It was determined that a ring laser gyro exhibits a phenomenon referred to as lock-in. Lock-in is the inability of a ring laser gyro to detect motion below a low rotational rate threshold. To avoid lock-in at a low rotation rate, a ring laser gyro has been mechanically vibrated, or dithered, about its input axis. To remove this unwanted signal and to minimize data latency, dither stripping techniques have been employed in a dither stripper.

In the dither stripping technique, the angular deflection of the ring laser gyro, due to dither, is measured by digitizing voltage from a piezo-electric element mounted on the gyro dither spring. [Typically referred to as the dither pickoff, or DPO, dither pickoff voltage is data that represents actual dither angular deflection, ThetaD.] Dither pickoff voltage, DPO, is used as a reference signal in calculations to determine the gyro dither motion, ThetaD.

A sampled single gyro angular deflection, ThetaG, is detected by an inertial measurement unit having a single ring laser gyro. ThetaG can be viewed as consisting of the base angular deflection, ThetaB, due to vehicle base motion, plus a dither angular deflection, ThetaD, that is due to the dither of the ring laser gyro. Thus
ThetaG=ThetaB+ThetaD,  Equation (1).

As shown in FIG. 1, a typical two-gain dither stripping algorithm is implemented in a prior art dither stripper 8, in an attempt to estimate ThetaD. In the dither stripper 8, a dither estimator 10 operates according to equation
ThetaDest=e*Alpha+f*Alphaprev,  Equation (2)
ThetaDest is the estimated dither angular deflection Values e and f are two calibrated dither stripper gains that are fed into dither estimator 10. Alpha is a sampled dither pickoff voltage, DPO. Alpha is fed into dither stripper 10. Alphaprev is a previously sampled dither pickoff voltage, DPO. Alphaprev is held in a memory of dither estimator 10.

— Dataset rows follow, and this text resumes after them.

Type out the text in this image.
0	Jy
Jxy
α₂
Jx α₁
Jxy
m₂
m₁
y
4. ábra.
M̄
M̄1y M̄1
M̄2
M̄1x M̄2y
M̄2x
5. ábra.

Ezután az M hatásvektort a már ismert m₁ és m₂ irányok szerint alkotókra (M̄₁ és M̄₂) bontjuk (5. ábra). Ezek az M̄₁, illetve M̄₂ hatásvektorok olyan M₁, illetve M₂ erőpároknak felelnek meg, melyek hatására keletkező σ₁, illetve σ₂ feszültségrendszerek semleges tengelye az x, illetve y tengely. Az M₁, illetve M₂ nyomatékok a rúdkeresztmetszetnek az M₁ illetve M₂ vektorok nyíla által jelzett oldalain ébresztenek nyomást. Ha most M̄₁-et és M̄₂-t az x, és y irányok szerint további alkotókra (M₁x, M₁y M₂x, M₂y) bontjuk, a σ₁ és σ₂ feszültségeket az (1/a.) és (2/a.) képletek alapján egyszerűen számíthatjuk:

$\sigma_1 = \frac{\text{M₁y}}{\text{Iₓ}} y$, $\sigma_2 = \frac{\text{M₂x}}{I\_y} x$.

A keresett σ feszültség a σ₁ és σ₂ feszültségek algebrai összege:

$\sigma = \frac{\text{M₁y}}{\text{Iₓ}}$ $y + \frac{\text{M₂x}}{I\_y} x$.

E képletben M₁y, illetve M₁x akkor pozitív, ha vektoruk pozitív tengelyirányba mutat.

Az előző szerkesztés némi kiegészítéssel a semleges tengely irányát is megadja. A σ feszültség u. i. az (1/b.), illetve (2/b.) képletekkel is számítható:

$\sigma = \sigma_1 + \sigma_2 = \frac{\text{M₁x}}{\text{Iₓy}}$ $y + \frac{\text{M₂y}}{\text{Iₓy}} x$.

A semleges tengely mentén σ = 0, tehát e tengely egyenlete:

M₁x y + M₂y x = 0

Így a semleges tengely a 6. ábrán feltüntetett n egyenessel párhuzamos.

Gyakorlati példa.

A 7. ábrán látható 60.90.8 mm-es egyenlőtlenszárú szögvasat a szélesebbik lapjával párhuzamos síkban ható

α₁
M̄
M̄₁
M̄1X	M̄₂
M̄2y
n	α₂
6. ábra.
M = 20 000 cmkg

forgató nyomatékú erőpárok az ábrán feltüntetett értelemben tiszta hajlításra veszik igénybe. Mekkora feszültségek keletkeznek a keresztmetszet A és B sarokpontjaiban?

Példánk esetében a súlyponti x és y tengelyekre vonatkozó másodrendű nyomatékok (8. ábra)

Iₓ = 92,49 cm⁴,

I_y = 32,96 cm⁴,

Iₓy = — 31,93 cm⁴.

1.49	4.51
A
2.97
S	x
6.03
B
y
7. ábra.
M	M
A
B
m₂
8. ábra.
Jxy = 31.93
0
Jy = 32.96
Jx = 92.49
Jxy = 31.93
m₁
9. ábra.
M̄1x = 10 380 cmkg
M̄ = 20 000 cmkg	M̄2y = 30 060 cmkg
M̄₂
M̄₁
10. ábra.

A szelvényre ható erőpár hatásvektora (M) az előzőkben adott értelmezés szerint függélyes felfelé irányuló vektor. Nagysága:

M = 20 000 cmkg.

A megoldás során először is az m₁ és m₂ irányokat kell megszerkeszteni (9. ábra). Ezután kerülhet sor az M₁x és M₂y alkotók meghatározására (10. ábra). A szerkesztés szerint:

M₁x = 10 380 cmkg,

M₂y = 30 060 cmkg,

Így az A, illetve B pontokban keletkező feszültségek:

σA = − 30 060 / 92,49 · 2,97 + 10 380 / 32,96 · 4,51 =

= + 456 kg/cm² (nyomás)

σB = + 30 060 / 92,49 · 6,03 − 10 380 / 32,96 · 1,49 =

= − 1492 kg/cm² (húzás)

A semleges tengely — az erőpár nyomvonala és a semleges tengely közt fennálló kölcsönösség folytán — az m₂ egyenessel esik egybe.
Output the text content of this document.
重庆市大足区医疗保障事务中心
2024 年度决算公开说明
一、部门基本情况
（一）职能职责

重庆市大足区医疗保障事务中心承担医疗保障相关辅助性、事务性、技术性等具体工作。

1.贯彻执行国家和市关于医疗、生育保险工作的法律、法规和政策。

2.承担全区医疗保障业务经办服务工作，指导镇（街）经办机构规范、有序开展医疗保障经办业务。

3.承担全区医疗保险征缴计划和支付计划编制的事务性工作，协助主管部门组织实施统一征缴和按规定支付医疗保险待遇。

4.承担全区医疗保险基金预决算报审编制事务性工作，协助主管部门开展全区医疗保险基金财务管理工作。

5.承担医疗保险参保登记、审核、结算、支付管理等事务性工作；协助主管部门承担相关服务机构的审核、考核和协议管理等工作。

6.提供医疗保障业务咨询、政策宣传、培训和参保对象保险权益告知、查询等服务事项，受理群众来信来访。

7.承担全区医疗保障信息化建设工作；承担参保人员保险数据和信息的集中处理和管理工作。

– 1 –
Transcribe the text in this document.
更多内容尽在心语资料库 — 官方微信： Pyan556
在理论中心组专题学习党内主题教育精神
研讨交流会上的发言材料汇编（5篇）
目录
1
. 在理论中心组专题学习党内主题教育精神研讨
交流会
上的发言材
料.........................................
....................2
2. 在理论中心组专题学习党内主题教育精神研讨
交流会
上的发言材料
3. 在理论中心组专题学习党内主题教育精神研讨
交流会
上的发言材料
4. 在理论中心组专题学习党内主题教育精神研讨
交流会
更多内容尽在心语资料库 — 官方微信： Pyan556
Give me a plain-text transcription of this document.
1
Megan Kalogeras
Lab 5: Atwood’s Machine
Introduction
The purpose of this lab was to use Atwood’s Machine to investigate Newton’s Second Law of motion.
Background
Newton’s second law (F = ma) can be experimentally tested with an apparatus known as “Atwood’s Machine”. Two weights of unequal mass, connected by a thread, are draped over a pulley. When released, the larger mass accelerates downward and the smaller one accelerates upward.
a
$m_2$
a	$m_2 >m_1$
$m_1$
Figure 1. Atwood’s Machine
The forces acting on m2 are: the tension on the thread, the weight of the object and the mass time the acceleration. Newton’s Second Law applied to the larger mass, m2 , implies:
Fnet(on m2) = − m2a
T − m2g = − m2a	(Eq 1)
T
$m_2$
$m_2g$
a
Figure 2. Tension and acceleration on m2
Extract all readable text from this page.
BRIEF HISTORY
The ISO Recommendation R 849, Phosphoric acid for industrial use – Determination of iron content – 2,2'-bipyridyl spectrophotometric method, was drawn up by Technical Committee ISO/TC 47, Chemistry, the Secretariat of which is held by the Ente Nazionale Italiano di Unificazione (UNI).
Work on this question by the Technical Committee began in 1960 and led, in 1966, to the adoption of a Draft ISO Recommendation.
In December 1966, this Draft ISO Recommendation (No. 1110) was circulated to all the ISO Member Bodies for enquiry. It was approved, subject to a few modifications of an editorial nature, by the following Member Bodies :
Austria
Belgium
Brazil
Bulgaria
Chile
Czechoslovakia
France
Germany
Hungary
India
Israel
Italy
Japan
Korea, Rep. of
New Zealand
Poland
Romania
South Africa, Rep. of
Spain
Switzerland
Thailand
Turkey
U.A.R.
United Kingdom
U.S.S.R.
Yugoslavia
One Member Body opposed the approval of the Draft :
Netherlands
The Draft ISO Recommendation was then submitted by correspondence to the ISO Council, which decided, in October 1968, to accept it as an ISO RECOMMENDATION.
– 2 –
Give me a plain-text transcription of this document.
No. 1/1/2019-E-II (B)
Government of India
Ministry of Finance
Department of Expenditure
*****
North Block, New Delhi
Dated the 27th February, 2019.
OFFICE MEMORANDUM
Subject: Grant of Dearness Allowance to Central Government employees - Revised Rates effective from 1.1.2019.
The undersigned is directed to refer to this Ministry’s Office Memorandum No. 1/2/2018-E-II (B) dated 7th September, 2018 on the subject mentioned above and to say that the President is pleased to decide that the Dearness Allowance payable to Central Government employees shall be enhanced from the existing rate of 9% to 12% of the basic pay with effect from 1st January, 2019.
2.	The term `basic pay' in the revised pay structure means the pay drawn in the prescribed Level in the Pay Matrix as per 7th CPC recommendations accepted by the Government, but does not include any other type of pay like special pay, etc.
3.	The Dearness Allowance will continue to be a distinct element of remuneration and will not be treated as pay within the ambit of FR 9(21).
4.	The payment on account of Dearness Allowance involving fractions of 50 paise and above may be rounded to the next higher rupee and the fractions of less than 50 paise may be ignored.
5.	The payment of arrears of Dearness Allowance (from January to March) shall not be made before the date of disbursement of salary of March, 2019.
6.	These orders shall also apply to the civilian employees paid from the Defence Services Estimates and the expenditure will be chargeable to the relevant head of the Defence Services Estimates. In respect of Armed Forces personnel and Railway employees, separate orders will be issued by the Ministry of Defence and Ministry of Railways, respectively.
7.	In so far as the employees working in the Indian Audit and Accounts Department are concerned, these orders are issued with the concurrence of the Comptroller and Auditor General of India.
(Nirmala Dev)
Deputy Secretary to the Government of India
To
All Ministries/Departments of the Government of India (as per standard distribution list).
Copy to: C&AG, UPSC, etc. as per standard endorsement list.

The dither stripped angle, ThetaS, is then formed by subtracting the estimated ThetaDest from ThetaG in an arithmetic device 20. ThetaS is an approximation to the actual base angular motion, ThetaB, of a vehicle. The vehicle holds the ring laser gyro and a dither assembly.

Equivalent processing would have to be performed on the other two gyros in a three gyro system. Six calibrated dither stripper gains, e1, f1, e2, f2, e3 and f3 are used for a 3-axis inertial measurement unit having three ring laser gyros.

The dither stripper gains, e and f, are calibrated, that is updated, in real-time by an embedded processor of the inertial measurement unit (IMU). The calibration of the gains e and f must be periodically repeated so that the gains do track variations, typically due to temperature changes.

In many ring laser gyro applications to date that employed dither stripping, the gain calibration has been done using a classic least-squares algorithm. That algorithm collects data for the so-called “normal equations” of the least-squares process at the same frequency that the dither stripping takes place. For a 2-gain dither stripper model, this amounts to accumulating the elements of a symmetric 2×2 matrix and an 2×1 vector. For an N-gain dither stripper model, this amounts to accumulating the elements of a symmetric N×N matrix and an N×1 vector. Once sufficient data is collected (typically ½ to 1 second), the data collection process stops and data reduction takes place as part of low-frequency processing in the inertial measurement unit's embedded software and hardware. The data reduction, that is, the calculation of the new gains, is functionally equivalent to inverting a symmetric N×N matrix and a subsequent-matrix/vector multiply. The dimension N is equal to the number of gains being estimated for each ring laser gyro.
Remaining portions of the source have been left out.